AE could more easily than BE form noun ending with -ette (-et)with the diminutive meaning, e.g., luncheonette, dinette, dinerette - небольшое кафе, or to show gender, such as conductorette. Simi­larly, AE more extensively uses the suffix - wisein the meaning of ‘with regard to’ or ‘in terms of’, e.g., instruction wise, tax wise, and price wise, weather-wise. Also popular among Americanisms is the prefix su­per-, e.g., superhighway, superfilm, superweapon, to supersize and also the verb suf­fix -ize-, e.g., organize.

Equally registered tendency of AE is to use the morphological forms of the type get-got- gotten.
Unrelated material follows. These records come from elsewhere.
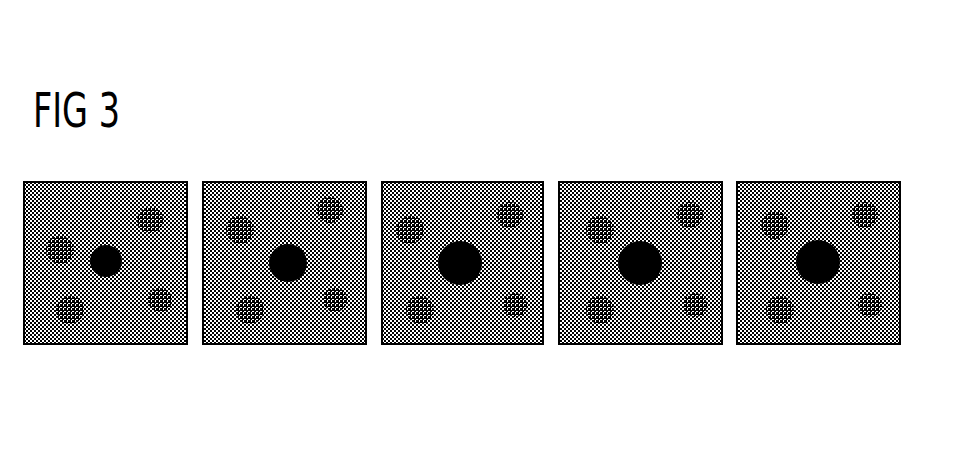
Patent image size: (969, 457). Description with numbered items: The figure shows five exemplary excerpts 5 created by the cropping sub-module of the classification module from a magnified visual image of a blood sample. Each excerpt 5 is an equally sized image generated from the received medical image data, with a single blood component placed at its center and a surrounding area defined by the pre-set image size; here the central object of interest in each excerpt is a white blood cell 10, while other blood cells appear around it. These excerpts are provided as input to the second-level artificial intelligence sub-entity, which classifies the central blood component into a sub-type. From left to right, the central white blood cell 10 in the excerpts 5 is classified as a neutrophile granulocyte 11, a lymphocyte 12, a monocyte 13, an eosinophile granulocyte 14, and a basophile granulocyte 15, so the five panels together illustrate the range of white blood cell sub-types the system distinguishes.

The excerpt 5 is at (40, 344).
The white blood cell 10 is at (458, 331).
The neutrophile granulocyte 11 is at (106, 277).
The lymphocyte 12 is at (288, 282).
The monocyte 13 is at (460, 285).
The eosinophile granulocyte 14 is at (640, 285).
The basophile granulocyte 15 is at (818, 284).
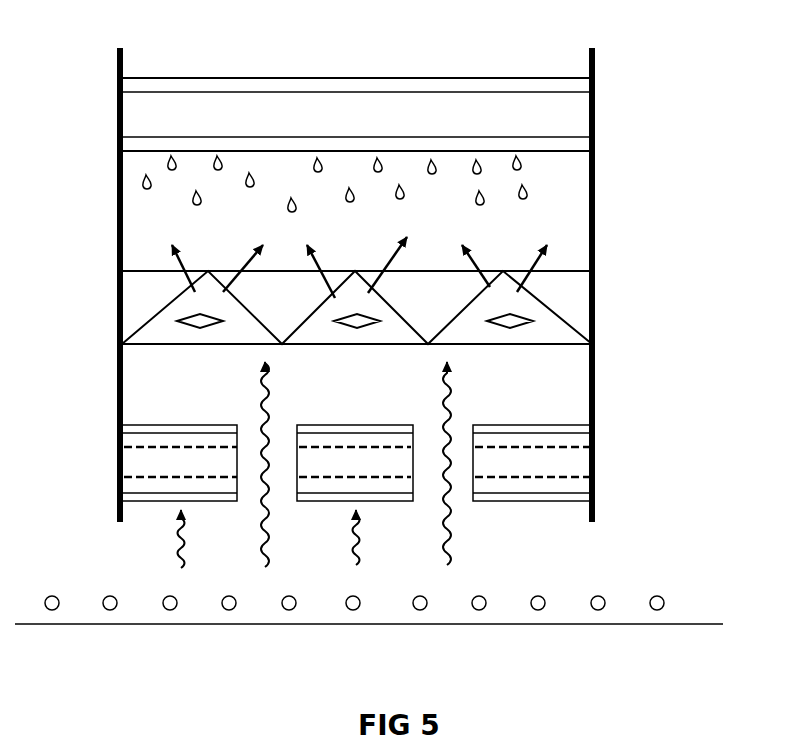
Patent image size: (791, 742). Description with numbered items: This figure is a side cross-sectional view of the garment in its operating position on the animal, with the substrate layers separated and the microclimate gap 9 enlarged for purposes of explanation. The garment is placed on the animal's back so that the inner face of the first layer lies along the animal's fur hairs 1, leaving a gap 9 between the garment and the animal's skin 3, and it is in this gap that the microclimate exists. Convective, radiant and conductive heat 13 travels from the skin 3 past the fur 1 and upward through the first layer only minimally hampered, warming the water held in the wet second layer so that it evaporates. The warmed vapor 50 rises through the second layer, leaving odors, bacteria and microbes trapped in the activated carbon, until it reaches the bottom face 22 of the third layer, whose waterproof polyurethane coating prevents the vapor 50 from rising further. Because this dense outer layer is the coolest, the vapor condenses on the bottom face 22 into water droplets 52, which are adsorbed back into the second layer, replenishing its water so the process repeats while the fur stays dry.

The fur hairs 1 is at (290, 608).
The animal's skin 3 is at (560, 625).
The gap 9 is at (530, 553).
The heat 13 is at (176, 546).
The bottom face 22 is at (568, 151).
The warmed vapor 50 is at (470, 262).
The water droplets 52 is at (253, 181).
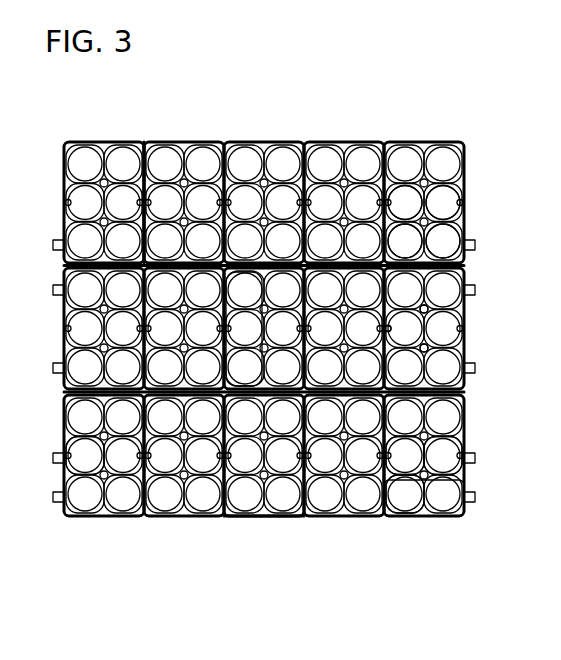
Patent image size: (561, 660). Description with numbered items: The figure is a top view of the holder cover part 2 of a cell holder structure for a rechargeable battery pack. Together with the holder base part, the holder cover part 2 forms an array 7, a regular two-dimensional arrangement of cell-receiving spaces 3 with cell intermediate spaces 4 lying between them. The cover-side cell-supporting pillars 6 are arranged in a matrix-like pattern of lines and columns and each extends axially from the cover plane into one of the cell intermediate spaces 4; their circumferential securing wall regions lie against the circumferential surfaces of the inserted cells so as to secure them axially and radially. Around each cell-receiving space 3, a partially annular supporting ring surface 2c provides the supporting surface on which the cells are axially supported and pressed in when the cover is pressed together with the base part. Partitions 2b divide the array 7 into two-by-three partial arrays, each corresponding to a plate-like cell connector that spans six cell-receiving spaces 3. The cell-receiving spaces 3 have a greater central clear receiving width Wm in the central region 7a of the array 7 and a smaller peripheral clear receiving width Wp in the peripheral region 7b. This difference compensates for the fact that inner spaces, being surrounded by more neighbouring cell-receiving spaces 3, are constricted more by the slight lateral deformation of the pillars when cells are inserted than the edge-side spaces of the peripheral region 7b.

The holder cover part 2 is at (366, 112).
The partition 2b is at (375, 455).
The supporting ring surface 2c is at (415, 512).
The cell-receiving space 3 is at (447, 239).
The cell intermediate space 4 is at (428, 466).
The cover-side cell-supporting pillar 6 is at (400, 346).
The array 7 is at (232, 237).
The central region of the array 7a is at (283, 347).
The peripheral region of the array 7b is at (143, 147).
The central clear receiving width Wm is at (288, 500).
The peripheral clear receiving width Wp is at (95, 445).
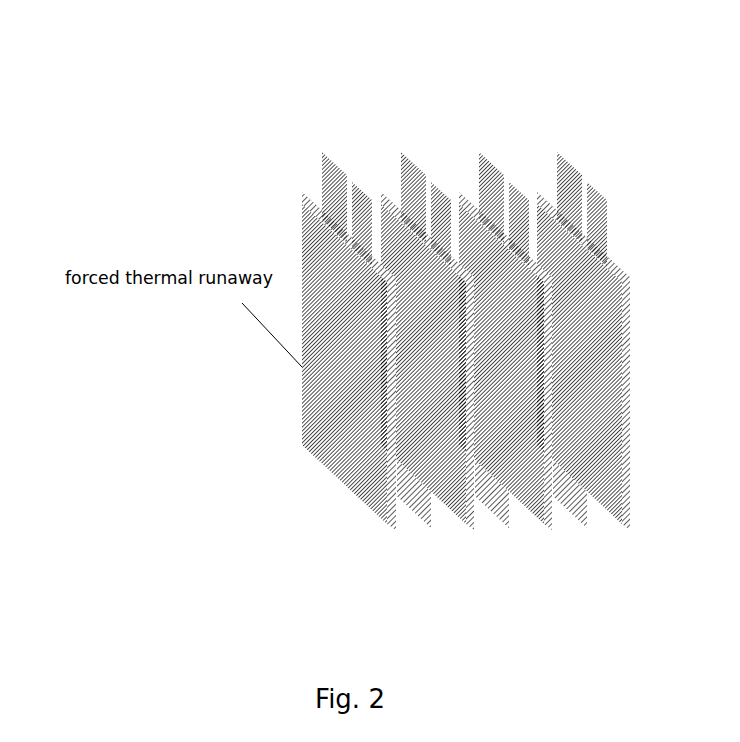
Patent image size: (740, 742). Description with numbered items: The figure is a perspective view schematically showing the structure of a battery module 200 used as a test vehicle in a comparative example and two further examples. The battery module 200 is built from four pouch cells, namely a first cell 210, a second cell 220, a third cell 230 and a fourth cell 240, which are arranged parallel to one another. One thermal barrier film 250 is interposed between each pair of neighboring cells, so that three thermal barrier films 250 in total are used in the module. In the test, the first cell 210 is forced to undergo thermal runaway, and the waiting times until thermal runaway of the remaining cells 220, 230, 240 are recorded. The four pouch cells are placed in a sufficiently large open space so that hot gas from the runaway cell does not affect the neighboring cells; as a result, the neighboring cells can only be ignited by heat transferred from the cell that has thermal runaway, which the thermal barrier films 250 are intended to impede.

The battery module 200 is at (128, 49).
The cell 1 210 is at (305, 193).
The cell 2 220 is at (385, 193).
The cell 3 230 is at (460, 190).
The cell 4 240 is at (542, 192).
The thermal barrier film 250 is at (588, 533).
Worth of mentioning is the usage of expressive compound words: trigger-happy – агрессивно нaстроенный, mastermind - гений, gangland - преступный мир, tinny-tiny - крошечный, saggy-baggy – мешковатый as well as forming verbs from nouns: to politic - вести кампанию, to deed - передавать по акту, or forming nouns with the help of verbs followed by adverbs: walk-up - дом без лифта, shut-out - победа с сухим счетом. Such examples are numerous, they are widely used in BE and other variants of English, which meets the needs of communication.
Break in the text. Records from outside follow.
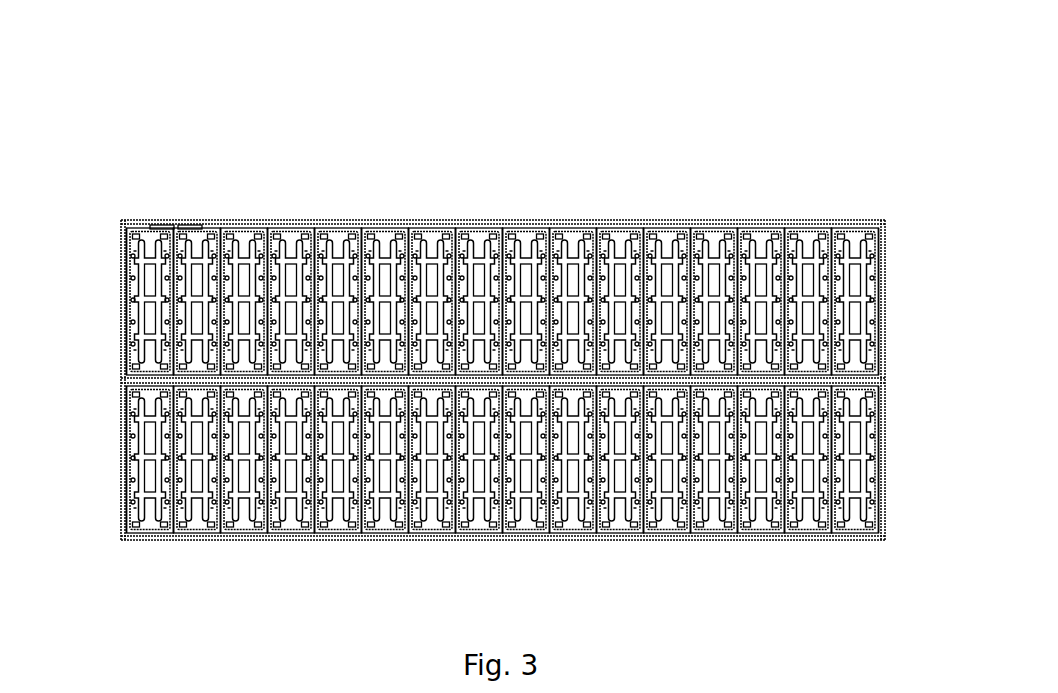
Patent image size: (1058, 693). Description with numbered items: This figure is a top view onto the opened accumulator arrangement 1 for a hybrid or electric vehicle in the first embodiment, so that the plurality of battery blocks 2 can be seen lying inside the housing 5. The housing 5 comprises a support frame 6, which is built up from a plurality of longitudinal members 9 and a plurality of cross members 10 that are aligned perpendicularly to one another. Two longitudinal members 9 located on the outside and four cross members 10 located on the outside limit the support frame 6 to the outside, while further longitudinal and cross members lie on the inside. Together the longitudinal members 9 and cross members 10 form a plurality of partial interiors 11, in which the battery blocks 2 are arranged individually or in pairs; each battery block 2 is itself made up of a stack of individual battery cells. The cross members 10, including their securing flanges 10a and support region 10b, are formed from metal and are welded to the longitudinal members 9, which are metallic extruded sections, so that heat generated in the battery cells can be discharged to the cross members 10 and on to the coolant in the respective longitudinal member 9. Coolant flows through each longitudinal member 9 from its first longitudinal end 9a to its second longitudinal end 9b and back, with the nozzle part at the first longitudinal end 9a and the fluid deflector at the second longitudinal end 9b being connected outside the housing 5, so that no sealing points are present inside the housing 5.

The accumulator arrangement 1 is at (886, 166).
The battery block 2 is at (603, 235).
The housing 5 is at (774, 322).
The support frame 6 is at (756, 211).
The longitudinal member 9 is at (481, 223).
The first longitudinal end 9a is at (121, 221).
The second longitudinal end 9b is at (885, 221).
The cross member 10 is at (122, 291).
The securing flange 10a is at (190, 229).
The support region 10b is at (160, 229).
The partial interior 11 is at (338, 229).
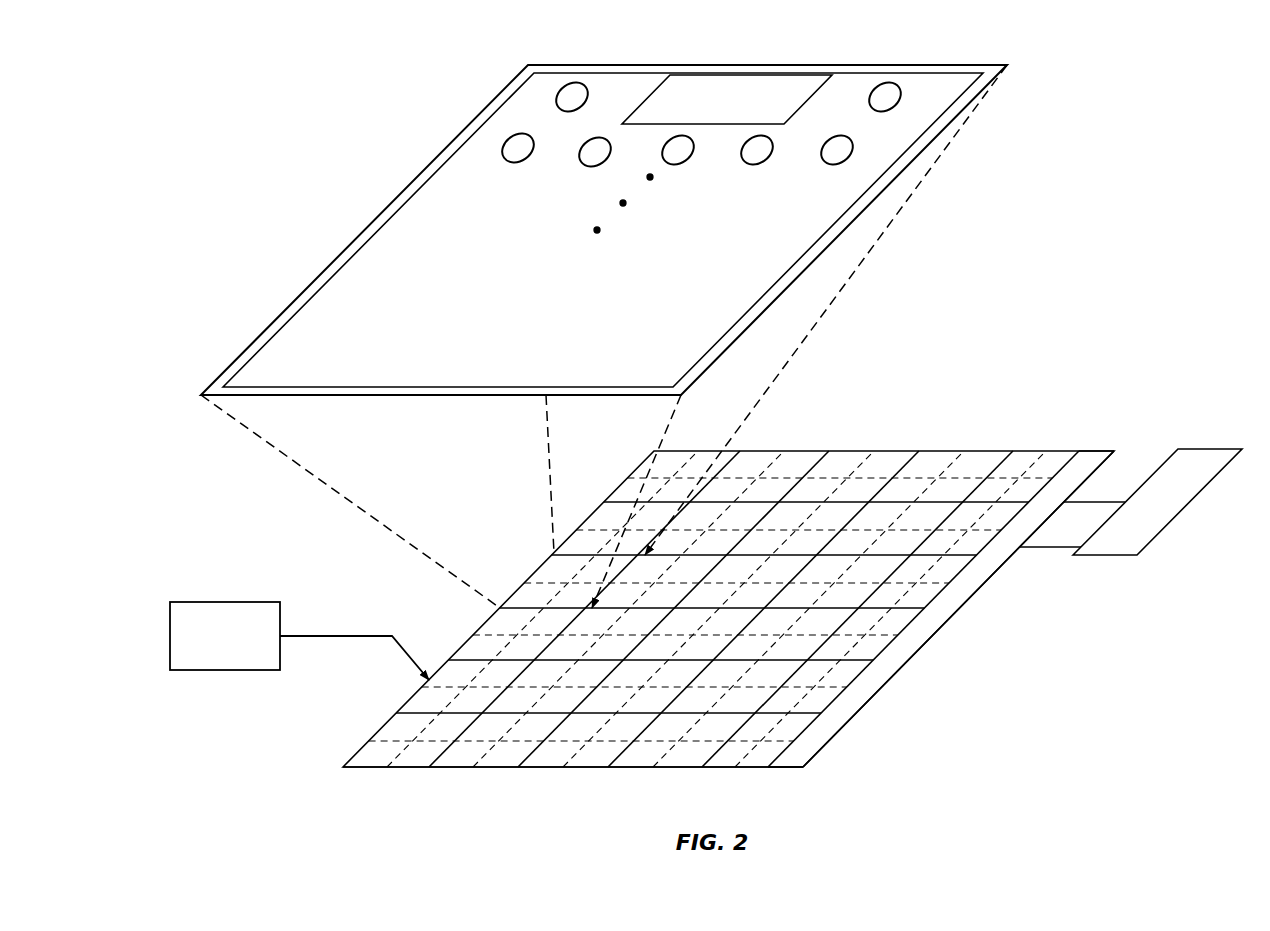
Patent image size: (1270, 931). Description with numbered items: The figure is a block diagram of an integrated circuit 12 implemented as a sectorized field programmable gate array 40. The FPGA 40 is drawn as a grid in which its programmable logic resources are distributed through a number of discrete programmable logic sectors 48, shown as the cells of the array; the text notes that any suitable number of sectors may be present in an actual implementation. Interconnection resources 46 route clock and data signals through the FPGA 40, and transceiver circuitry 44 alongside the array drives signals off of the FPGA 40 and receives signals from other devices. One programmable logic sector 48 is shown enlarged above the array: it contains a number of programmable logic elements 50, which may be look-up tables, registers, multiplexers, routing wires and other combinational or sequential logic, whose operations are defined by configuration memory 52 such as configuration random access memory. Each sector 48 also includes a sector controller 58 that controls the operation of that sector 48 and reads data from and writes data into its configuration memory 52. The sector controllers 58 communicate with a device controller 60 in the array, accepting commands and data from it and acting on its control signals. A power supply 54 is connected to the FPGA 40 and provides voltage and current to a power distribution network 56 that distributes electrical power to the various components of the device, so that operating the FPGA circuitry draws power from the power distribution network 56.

The programmable logic sector 48 is at (664, 407).
The interconnection resources 46 is at (367, 227).
The programmable logic elements 50 is at (738, 136).
The configuration memory 52 is at (580, 81).
The sector controller 58 is at (743, 80).
The field programmable gate array 40 is at (728, 580).
The integrated circuit 12 is at (958, 419).
The power distribution network 56 is at (418, 734).
The device controller 60 is at (579, 768).
The transceiver circuitry 44 is at (1188, 507).
The power supply 54 is at (227, 598).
Spelling: AE spelling differs from BE spelling largely because of one man, American lexicographer Noah Webster. In addition to his well-known “An American Dictionary of the English Language” (1828), Webster published “The American Spelling Book” (1783), with many subsequent editions, which became most widely used schoolbooks in American history. Webster’s books sought to standardize spelling in the U.S. by promoting the use of the American language intentionally different from BE. The development of a specifically American variety of English mirrored the new country’s separate political development.

Webster’s most successful changes were spellings with -or instead of -our (honor, labor for the BE honour, labour); with -er instead of -re (center, theater for the British centre, theatre); with an -s instead of a -c (defense, license for the British defence, licence); with a final -ck instead of -que (check, mask for the British cheque, masque); and without a final -k (traffic, public, now also used in BE, for the older traffick, publick). Later spelling reform created a few other differences, such as program for British programme.